Wednesday, November 7, 2007 - 8:50 AM
338b

Application Of A Schur Complement Method To Solve A Free Boundary In A Melt-Crystal Growth Problem

Lisa Lun1, Andrew Yeckel1, and Jeffrey J. Derby2. (1) Chemical Engineering and Materials Science, University of Minnesota, 151 Amundson Hall, Minneapolis, MN 55455, (2) Chemical Eningeering and Materials Science, University of Minnesota, 151 Amundson Hall, Minneapolis, MN 55455-0132

Effective parallelization is needed to enable the computational analysis of systems that are controlled by coupled, nonlinear, three-dimensional phenomena. The modeling of melt crystal growth systems poses special challenges arising from the need to couple three-dimensional heat and mass transfer, incompressible flow, and a phase-change interface whose position and shape is unknown, a priori. The most robust steady-state formulation of the phase-change problem, termed the isotherm method, tracks the location of the melt-crystal interface via a constraint-like formulation that forces the interface to follow the melting point isotherm. This formulation is implicit in terms of the interface unknowns; however, when these equations are solved using Newton's method and a direct solution algorithm, quadratic convergence yields an efficient algorithm. This approach has proven to be very effective for the solution of two-dimensional problems.

However, the Jacobian matrix arising from the isotherm method is non-symmetric and indefinite, causing significant problems for the convergence of iterative linear solvers that are required for effective parallelization of the three-dimensional problem. While decoupling the field equations for transport from the interface constraints has produced some success for the solution of these problems, the resulting algorithm exhibits only linear convergence. Solution of the fully coupled, simultaneous solution of field and interface unknowns would allow for faster convergence and more cost-effective algorithms.

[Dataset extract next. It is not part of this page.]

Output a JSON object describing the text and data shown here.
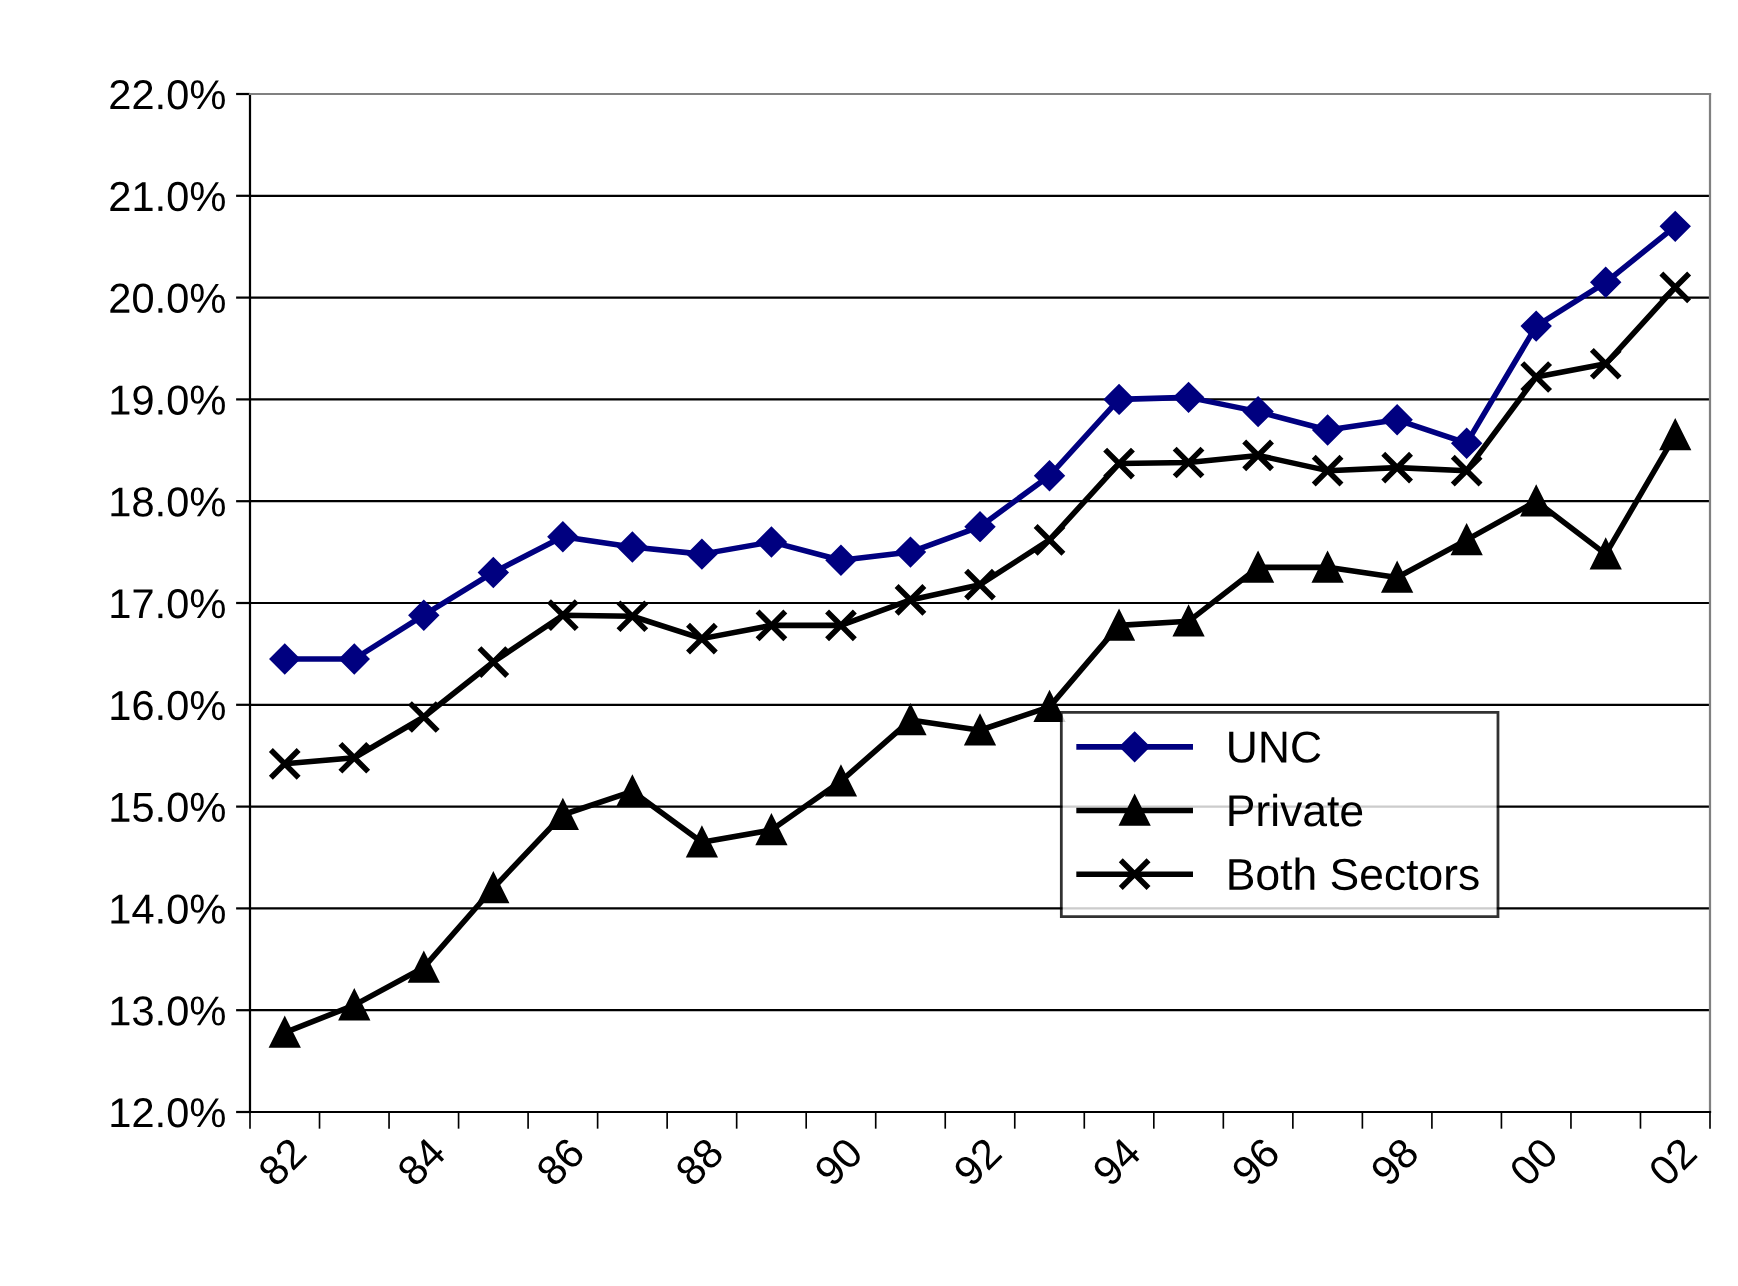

We propose a new approach to solving such systems by partitioning the Jacobian matrix used in the Newton's method via a Schur complement approach. By partitioning the interface equations from the field equations, this approach maps the difficult part of the problem away to be solved separately and then to be fed back to the rest of the solution. We verify the success of this approach via a test problem based on a two-dimensional crystal growth problem, using a preconditioned GMRES method to solve the block problems. We compare the convergence and expense of this method to that using a direct solver. Prospects for solution of the three-dimensional problem will be demonstrated.